Outside applications which can clearly be seen as transversal acitivies, our development directions are linked at several levels : shared computable objects, computational strategies and transversal research directions.

Sharing basic algebraic objects As seen above, is the well-known fact that the elimination theory for functional systems is deeply intertwined with the one for polynomial systems so that, topology in small dimension, applications in control theory, signal theory and robotics share naturally a large set of computable objects developped in our project team.

Performing efficient basic arithmetic operations in number fields is also a key ingredient to most of our algorithms, in Number theory as well as in topology in small dimension or , more generally in the use of roots of polynomials systems. In particular, finding good representations of number fields, lead to the same computational problems as working with roots of polynomial systems by means of triangular systems (towers of number fields) or rational parameterizations (unique number field). Making any progress in one direction will probably have direct consequences for almost all the problems we want to tackle.

Symbolic-numeric strategies. Several general low-level tools are also shared such as the use of approximate arithmetic to speed up certified computations. Sometimes these can also lead to improvement for a different purpose (for example computations over the rationals, deeply used in geometry can often be performed in parallel combining computations in finite fields together with fast Chinese remaindering and modular evaluations).

As simple example of this sharing of tools and strategies, the use of approximate arithmetic is common to the work on LLL (used in the evaluation of the security of cryptographic systems), resolutions of real-world algebraic systems (used in our applications in robotics, control theory, and signal theory), computations of signs of trigonometric expressions used in knot theory or to certified evaluations of dilogarithm functions on an algebraic variety for the computation of volumes of representations in our work in topology, numerical integration and computations of L-functions.

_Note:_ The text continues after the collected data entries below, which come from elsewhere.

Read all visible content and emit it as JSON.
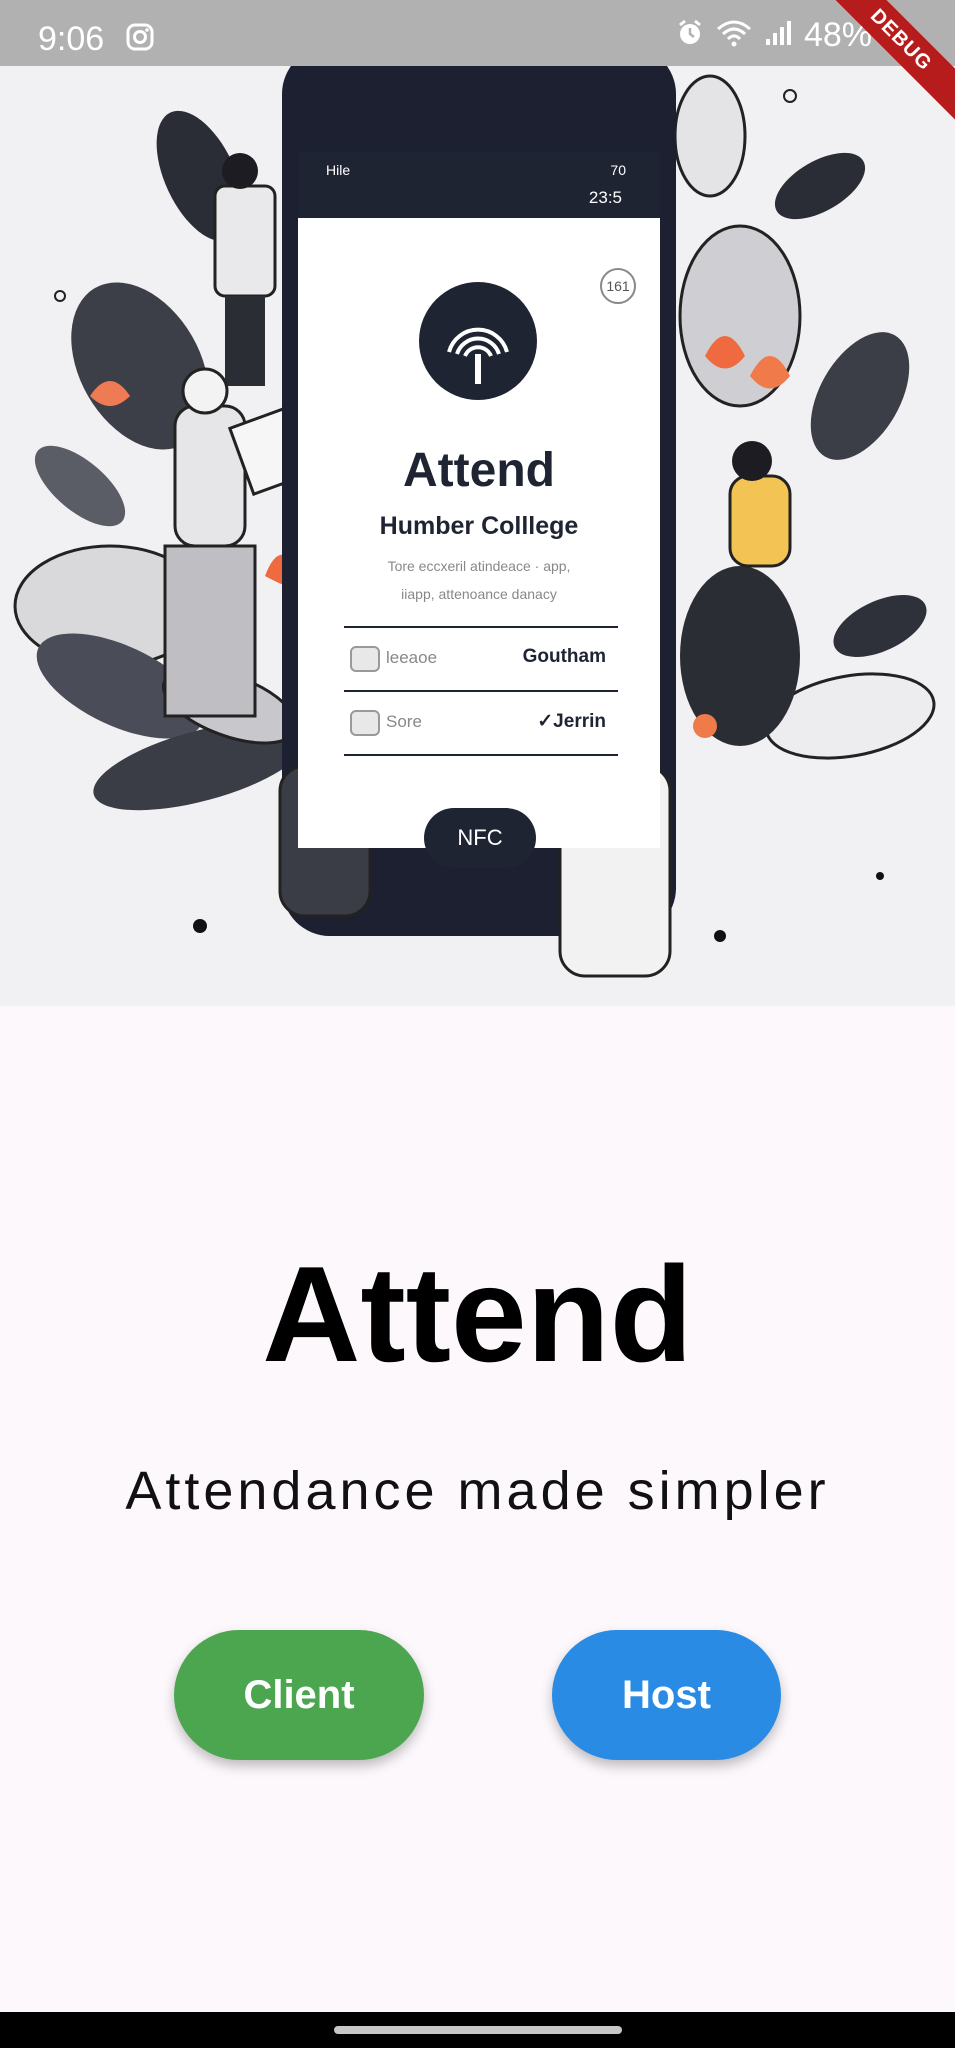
{
  "status_bar": {
    "time": "9:06",
    "battery": "48%",
    "debug_label": "DEBUG",
    "icons": [
      "instagram-icon",
      "alarm-icon",
      "wifi-icon",
      "signal-icon",
      "battery-icon"
    ]
  },
  "hero": {
    "phone": {
      "carrier": "Hile",
      "signal": "70",
      "clock": "23:5",
      "badge": "161",
      "app_title": "Attend",
      "college": "Humber Colllege",
      "tagline_1": "Tore eccxeril atindeace · app,",
      "tagline_2": "iiapp, attenoance danacy",
      "rows": [
        {
          "label": "leeaoe",
          "value": "Goutham"
        },
        {
          "label": "Sore",
          "value": "✓Jerrin"
        }
      ],
      "nfc_label": "NFC"
    }
  },
  "main": {
    "title": "Attend",
    "subtitle": "Attendance made simpler",
    "buttons": {
      "client": "Client",
      "host": "Host"
    }
  },
  "colors": {
    "client_button": "#4ca64f",
    "host_button": "#2a8be4",
    "background": "#fcf8fc",
    "status_bar": "#b1b1b1"
  }
}
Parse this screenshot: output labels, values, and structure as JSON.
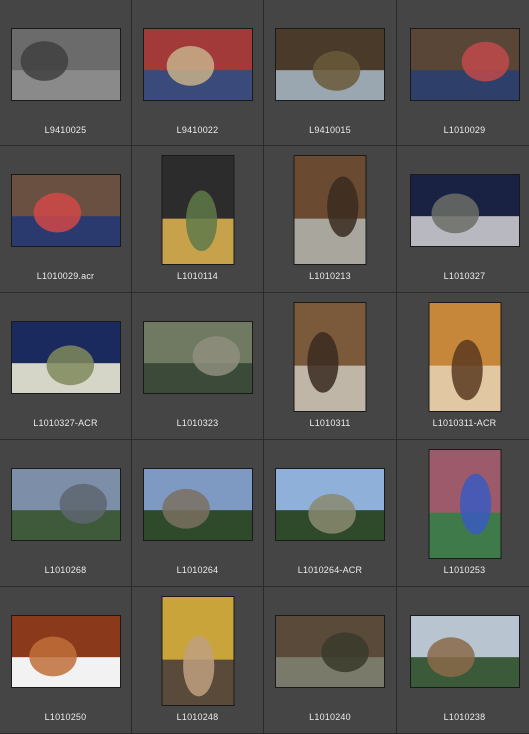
{
  "thumbnails": [
    {
      "label": "L9410025",
      "orientation": "land",
      "colors": [
        "#6b6b6b",
        "#8a8a8a",
        "#3f3f3f"
      ]
    },
    {
      "label": "L9410022",
      "orientation": "land",
      "colors": [
        "#a33a3a",
        "#3a4a7a",
        "#c7b08a"
      ]
    },
    {
      "label": "L9410015",
      "orientation": "land",
      "colors": [
        "#4a3a2a",
        "#9aa6b0",
        "#6a5a3a"
      ]
    },
    {
      "label": "L1010029",
      "orientation": "land",
      "colors": [
        "#5a4636",
        "#2e3f6a",
        "#c04a4a"
      ]
    },
    {
      "label": "L1010029.acr",
      "orientation": "land",
      "colors": [
        "#6a5040",
        "#2a3a6e",
        "#d04848"
      ]
    },
    {
      "label": "L1010114",
      "orientation": "port",
      "colors": [
        "#2c2c2c",
        "#c7a24a",
        "#5f7a4a"
      ]
    },
    {
      "label": "L1010213",
      "orientation": "port",
      "colors": [
        "#6a4a30",
        "#a9a69e",
        "#3a2a20"
      ]
    },
    {
      "label": "L1010327",
      "orientation": "land",
      "colors": [
        "#1a2244",
        "#b8b8c0",
        "#6b6f66"
      ]
    },
    {
      "label": "L1010327-ACR",
      "orientation": "land",
      "colors": [
        "#1b2a5e",
        "#d6d6c8",
        "#7f8a5a"
      ]
    },
    {
      "label": "L1010323",
      "orientation": "land",
      "colors": [
        "#707a62",
        "#3c4a3a",
        "#8e8e7e"
      ]
    },
    {
      "label": "L1010311",
      "orientation": "port",
      "colors": [
        "#7a5a3a",
        "#c0b6a8",
        "#3a2a20"
      ]
    },
    {
      "label": "L1010311-ACR",
      "orientation": "port",
      "colors": [
        "#c7873a",
        "#e2c8a2",
        "#5a3a20"
      ]
    },
    {
      "label": "L1010268",
      "orientation": "land",
      "colors": [
        "#7d8fa8",
        "#3f5a3a",
        "#5d6670"
      ]
    },
    {
      "label": "L1010264",
      "orientation": "land",
      "colors": [
        "#7f9ac2",
        "#2e4a2a",
        "#7a7060"
      ]
    },
    {
      "label": "L1010264-ACR",
      "orientation": "land",
      "colors": [
        "#8fb0d8",
        "#2e4a2a",
        "#8a8a70"
      ]
    },
    {
      "label": "L1010253",
      "orientation": "port",
      "colors": [
        "#9c5a6a",
        "#3e7a4a",
        "#3a5ac0"
      ]
    },
    {
      "label": "L1010250",
      "orientation": "land",
      "colors": [
        "#8a3a1a",
        "#f2f2f2",
        "#c0703a"
      ]
    },
    {
      "label": "L1010248",
      "orientation": "port",
      "colors": [
        "#c9a43a",
        "#5a4a3a",
        "#c0a080"
      ]
    },
    {
      "label": "L1010240",
      "orientation": "land",
      "colors": [
        "#5a4a3a",
        "#7a7a6a",
        "#3a3a2a"
      ]
    },
    {
      "label": "L1010238",
      "orientation": "land",
      "colors": [
        "#b8c4d0",
        "#3a5a3a",
        "#8a6a4a"
      ]
    }
  ]
}
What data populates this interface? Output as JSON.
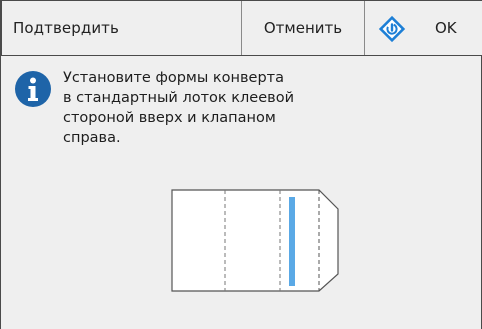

Transversal research directions. The study of the topology of complex algebraic curves is central in the computation of periods of algebraic curves (number theory) but also in the study of character varieties (topology in small dimension) as well as in control theory (stability criteria). Very few computational tools exists for that purpose and they mostly convert the problem to the one of variety over the reals (we can then recycle our work in computational geometry).

As for real algebraic curves, finding a way to describe the topology (an equivalent to the graph obtained in the real case) or computing certified drawings (in the case of a complex plane curve, a useful drawing is the so called associated amoeba) are central subjects for Ouragan.

As mentioned in the section 3.3.1 the computation of the Mahler measure of an algebraic implicit curve is either a challenging problem in number theory and a new direction in topology. The basic formula requires the study of points of moduli 1 , as for stability problems in Control Theory (stability problems), and certified numerical evaluations of non algebraic functions at algebraic points as for many computations for L-Functions.